The reefs, which run parallel to the shore off Naval Weapons Station Earle, will therefore help protect the station's structures, she said. 
The naval station took $50 million worth of damage during superstorm Sandy. As a result, its commanders turned to oyster reefs for future protection
Other military bases are taking similar measures. Elgin Air Force Base Reservation in Florida and Naval Station Norfolk in Virginia are also trying to protect their facilities through reefs, according to the Navy Times.
"It's our version of a coral reef really," said Comi. "It provides a lot of homes, habitat and some species can only come and reproduce in this estuary, in these reefs."
Oysters help filter the water and also attract juvenile fish, crabs, shrimp and snails to the reefs, she said. 
"The diversity difference between an area that has nothing and an area with some kind of habitat is tremendous," Comi said.
These natural shorelines, called "living shorelines" by proponents, are also often more effective at preventing erosion and mitigating storm damage than bulkheads, according to the New Jersey Department of Environmental Protection.
In 2017, U.S. Rep.

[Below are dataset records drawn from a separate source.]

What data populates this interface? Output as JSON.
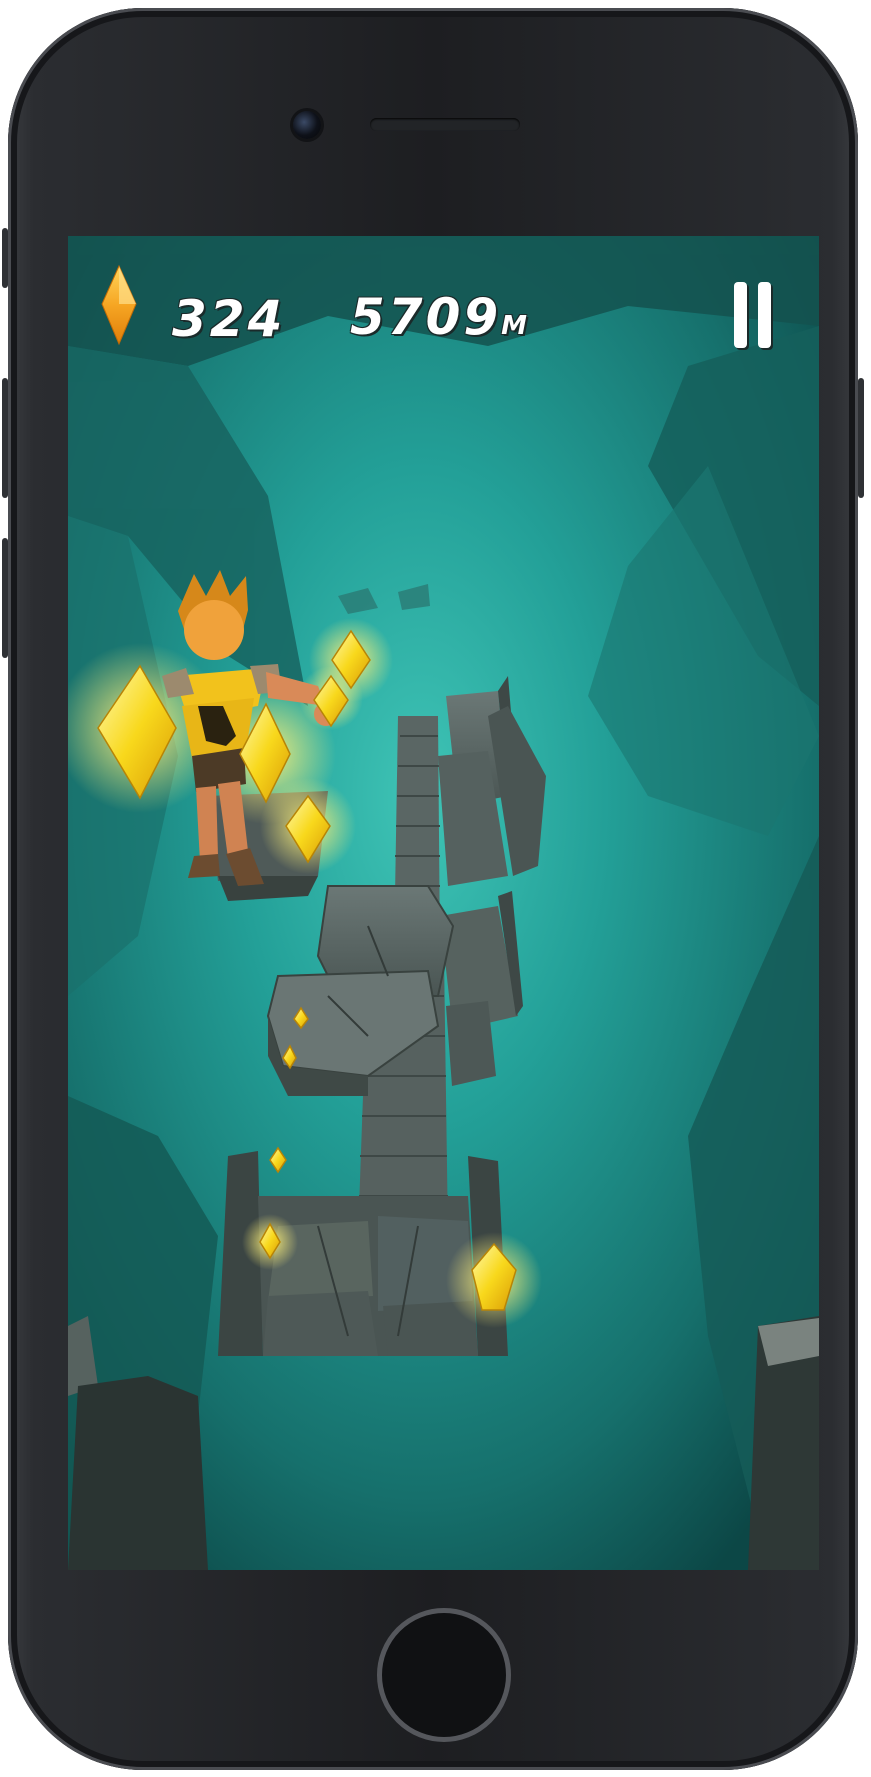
{
  "hud": {
    "gem_icon": "yellow-diamond-gem-icon",
    "gem_count": "324",
    "distance_value": "5709",
    "distance_unit": "M",
    "pause_icon": "pause-icon"
  },
  "colors": {
    "gem": "#f5c518",
    "gem_glow": "#fff27a",
    "cave_teal": "#1e8a86",
    "stone": "#4e5a58"
  }
}
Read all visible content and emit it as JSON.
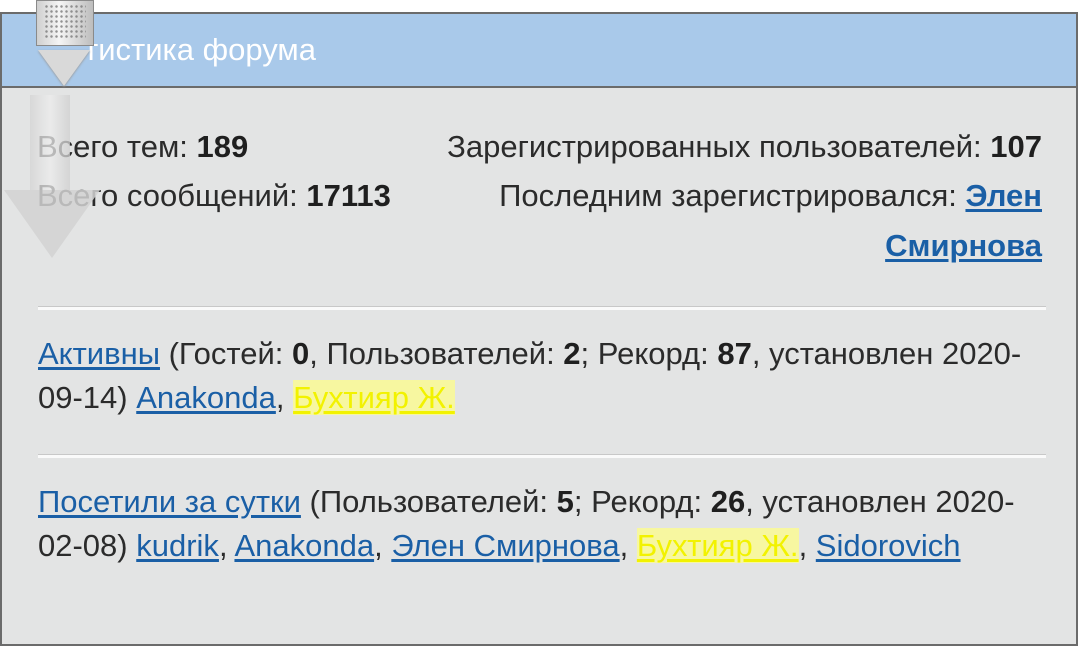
{
  "header": {
    "title": "тистика форума"
  },
  "stats": {
    "topics_label": "Всего тем:",
    "topics_value": "189",
    "posts_label": "Всего сообщений:",
    "posts_value": "17113",
    "registered_label": "Зарегистрированных пользователей:",
    "registered_value": "107",
    "last_registered_label": "Последним зарегистрировался:",
    "last_registered_user_line1": "Элен",
    "last_registered_user_line2": "Смирнова"
  },
  "active": {
    "link": "Активны",
    "t1": " (Гостей: ",
    "guests": "0",
    "t2": ", Пользователей: ",
    "users": "2",
    "t3": "; Рекорд: ",
    "record": "87",
    "t4": ", установлен 2020-09-14) ",
    "user1": "Anakonda",
    "sep1": ", ",
    "user2": "Бухтияр Ж."
  },
  "daily": {
    "link": "Посетили за сутки",
    "t1": " (Пользователей: ",
    "users": "5",
    "t2": "; Рекорд: ",
    "record": "26",
    "t3": ", установлен 2020-02-08) ",
    "user1": "kudrik",
    "sep1": ", ",
    "user2": "Anakonda",
    "sep2": ", ",
    "user3": "Элен Смирнова",
    "sep3": ", ",
    "user4": "Бухтияр Ж.",
    "sep4": ", ",
    "user5": "Sidorovich"
  },
  "colors": {
    "header_bg": "#a9c9ea",
    "panel_bg": "#e3e4e4",
    "link": "#1a5fa6",
    "moderator_link": "#f2f200"
  },
  "icons": {
    "scroll_widget": "scroll-down-arrow-icon"
  }
}
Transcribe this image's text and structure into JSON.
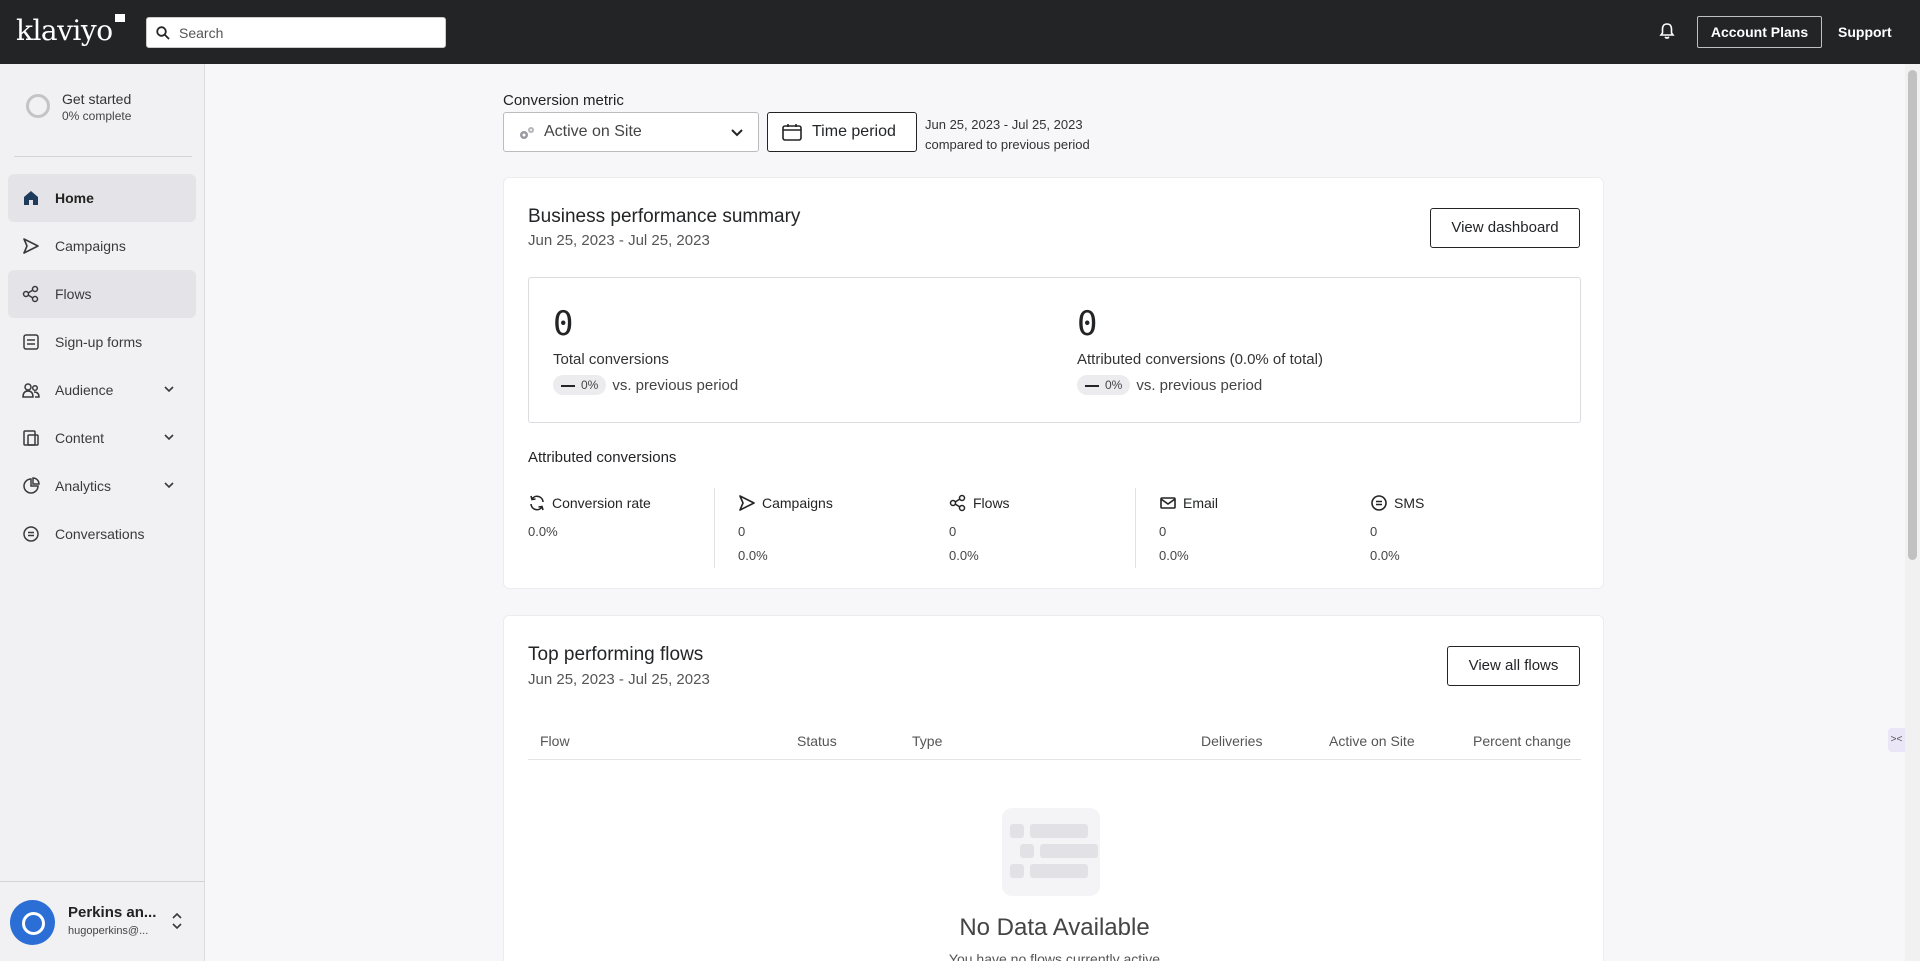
{
  "topbar": {
    "logo_text": "klaviyo",
    "search_placeholder": "Search",
    "account_plans_label": "Account Plans",
    "support_label": "Support"
  },
  "sidebar": {
    "get_started": {
      "title": "Get started",
      "progress": "0% complete"
    },
    "items": [
      {
        "label": "Home",
        "icon": "home-icon",
        "active": true
      },
      {
        "label": "Campaigns",
        "icon": "send-icon"
      },
      {
        "label": "Flows",
        "icon": "flows-icon",
        "highlighted": true
      },
      {
        "label": "Sign-up forms",
        "icon": "form-icon"
      },
      {
        "label": "Audience",
        "icon": "audience-icon",
        "expandable": true
      },
      {
        "label": "Content",
        "icon": "content-icon",
        "expandable": true
      },
      {
        "label": "Analytics",
        "icon": "analytics-icon",
        "expandable": true
      },
      {
        "label": "Conversations",
        "icon": "chat-icon"
      }
    ],
    "account": {
      "name": "Perkins an...",
      "email": "hugoperkins@..."
    }
  },
  "filters": {
    "conversion_metric_label": "Conversion metric",
    "metric_value": "Active on Site",
    "time_period_label": "Time period",
    "date_range": "Jun 25, 2023 - Jul 25, 2023",
    "comparison": "compared to previous period"
  },
  "summary_card": {
    "title": "Business performance summary",
    "date_range": "Jun 25, 2023 - Jul 25, 2023",
    "view_button": "View dashboard",
    "total": {
      "value": "0",
      "label": "Total conversions",
      "change": "0%",
      "vs": "vs. previous period"
    },
    "attributed": {
      "value": "0",
      "label": "Attributed conversions (0.0% of total)",
      "change": "0%",
      "vs": "vs. previous period"
    },
    "attributed_title": "Attributed conversions",
    "stats": [
      {
        "label": "Conversion rate",
        "icon": "refresh-icon",
        "v1": "0.0%",
        "v2": ""
      },
      {
        "label": "Campaigns",
        "icon": "send-icon",
        "v1": "0",
        "v2": "0.0%"
      },
      {
        "label": "Flows",
        "icon": "flows-icon",
        "v1": "0",
        "v2": "0.0%"
      },
      {
        "label": "Email",
        "icon": "mail-icon",
        "v1": "0",
        "v2": "0.0%"
      },
      {
        "label": "SMS",
        "icon": "sms-icon",
        "v1": "0",
        "v2": "0.0%"
      }
    ]
  },
  "flows_card": {
    "title": "Top performing flows",
    "date_range": "Jun 25, 2023 - Jul 25, 2023",
    "view_button": "View all flows",
    "columns": [
      "Flow",
      "Status",
      "Type",
      "Deliveries",
      "Active on Site",
      "Percent change"
    ],
    "empty_title": "No Data Available",
    "empty_sub": "You have no flows currently active"
  }
}
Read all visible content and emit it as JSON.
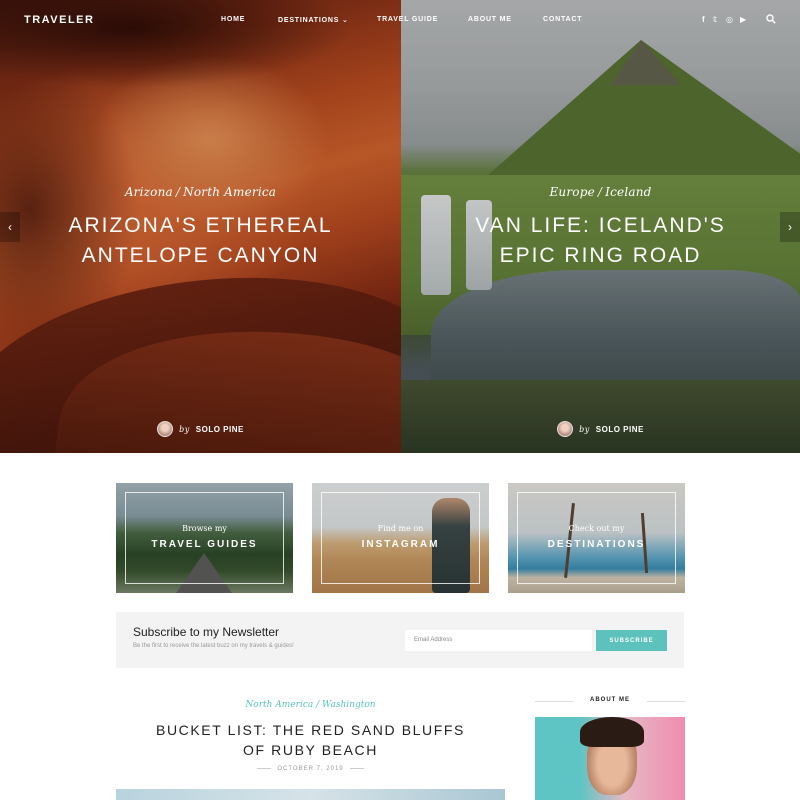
{
  "header": {
    "logo": "TRAVELER",
    "nav": [
      "HOME",
      "DESTINATIONS",
      "TRAVEL GUIDE",
      "ABOUT ME",
      "CONTACT"
    ],
    "destinations_caret": "⌄",
    "social_icons": [
      "facebook-icon",
      "twitter-icon",
      "instagram-icon",
      "youtube-icon"
    ],
    "social_glyphs": [
      "f",
      "𝕥",
      "◎",
      "▶"
    ]
  },
  "slider": {
    "prev_glyph": "‹",
    "next_glyph": "›",
    "slides": [
      {
        "category_1": "Arizona",
        "category_2": "North America",
        "separator": "/",
        "title": "ARIZONA'S ETHEREAL ANTELOPE CANYON",
        "by": "by",
        "author": "SOLO PINE"
      },
      {
        "category_1": "Europe",
        "category_2": "Iceland",
        "separator": "/",
        "title": "VAN LIFE: ICELAND'S EPIC RING ROAD",
        "by": "by",
        "author": "SOLO PINE"
      }
    ]
  },
  "promos": [
    {
      "small": "Browse my",
      "big": "TRAVEL GUIDES"
    },
    {
      "small": "Find me on",
      "big": "INSTAGRAM"
    },
    {
      "small": "Check out my",
      "big": "DESTINATIONS"
    }
  ],
  "newsletter": {
    "title": "Subscribe to my Newsletter",
    "description": "Be the first to receive the latest buzz on my travels & guides!",
    "placeholder": "Email Address",
    "button": "SUBSCRIBE"
  },
  "post": {
    "category_1": "North America",
    "separator": "/",
    "category_2": "Washington",
    "title": "BUCKET LIST: THE RED SAND BLUFFS OF RUBY BEACH",
    "date": "OCTOBER 7, 2019"
  },
  "sidebar": {
    "about_heading": "ABOUT ME"
  },
  "colors": {
    "accent": "#5cc2bb",
    "newsletter_bg": "#f3f3f3"
  }
}
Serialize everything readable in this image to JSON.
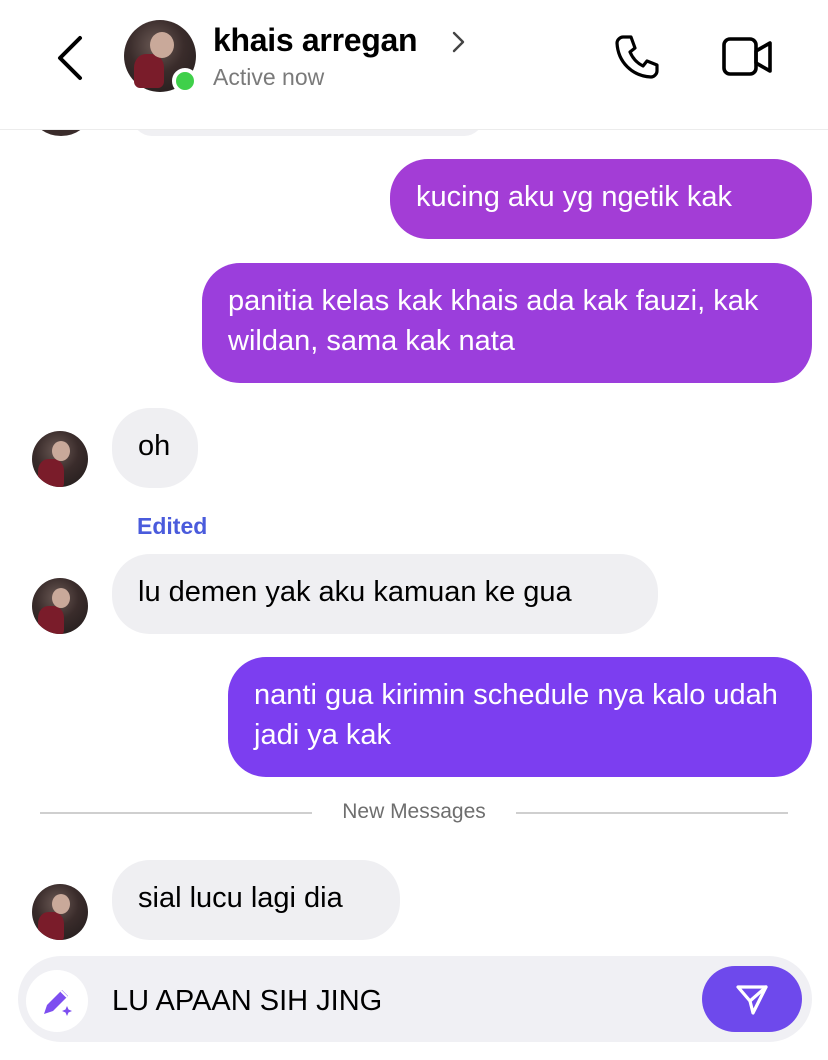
{
  "header": {
    "contact_name": "khais arregan",
    "status": "Active now"
  },
  "messages": [
    {
      "direction": "out",
      "text": "kucing aku yg ngetik kak"
    },
    {
      "direction": "out",
      "text": "panitia kelas kak khais ada kak fauzi, kak wildan, sama kak nata"
    },
    {
      "direction": "in",
      "text": "oh"
    },
    {
      "direction": "in",
      "label": "Edited",
      "text": "lu demen yak aku kamuan ke gua"
    },
    {
      "direction": "out",
      "text": "nanti gua kirimin schedule nya kalo udah jadi ya kak"
    },
    {
      "direction": "in",
      "text": "sial lucu lagi dia"
    }
  ],
  "divider": {
    "label": "New Messages"
  },
  "composer": {
    "value": "LU APAAN SIH JING"
  },
  "colors": {
    "outgoing_1": "#a33dd6",
    "outgoing_2": "#9b3edc",
    "outgoing_3": "#7c3ef0",
    "incoming": "#efeff2",
    "accent": "#6e49ec",
    "online": "#3fd04a",
    "edited": "#4a5bdc"
  },
  "icons": {
    "back": "chevron-left-icon",
    "call": "phone-icon",
    "video": "video-camera-icon",
    "compose": "pencil-sparkle-icon",
    "send": "paper-plane-icon"
  }
}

Frank Pallone Jr., a Democrat from Monmouth County, introduced a bill that would give grants worth $100 million over five years for coastal communities to build oyster reefs and recreate wetlands. A similar bill sponsored by California Sen. Kamala Harris was introduced to Congress on June 5, but the bill remains in the congressional Committee on Commerce, Science, and Transportation.
Regardless, staff with NY/NJ Baykeeper will continue seeding the Raritan Bay with young oysters and building more reef habitat with their shell and concrete blocks.
In the past, the bay was covered in oyster reefs, said Comi.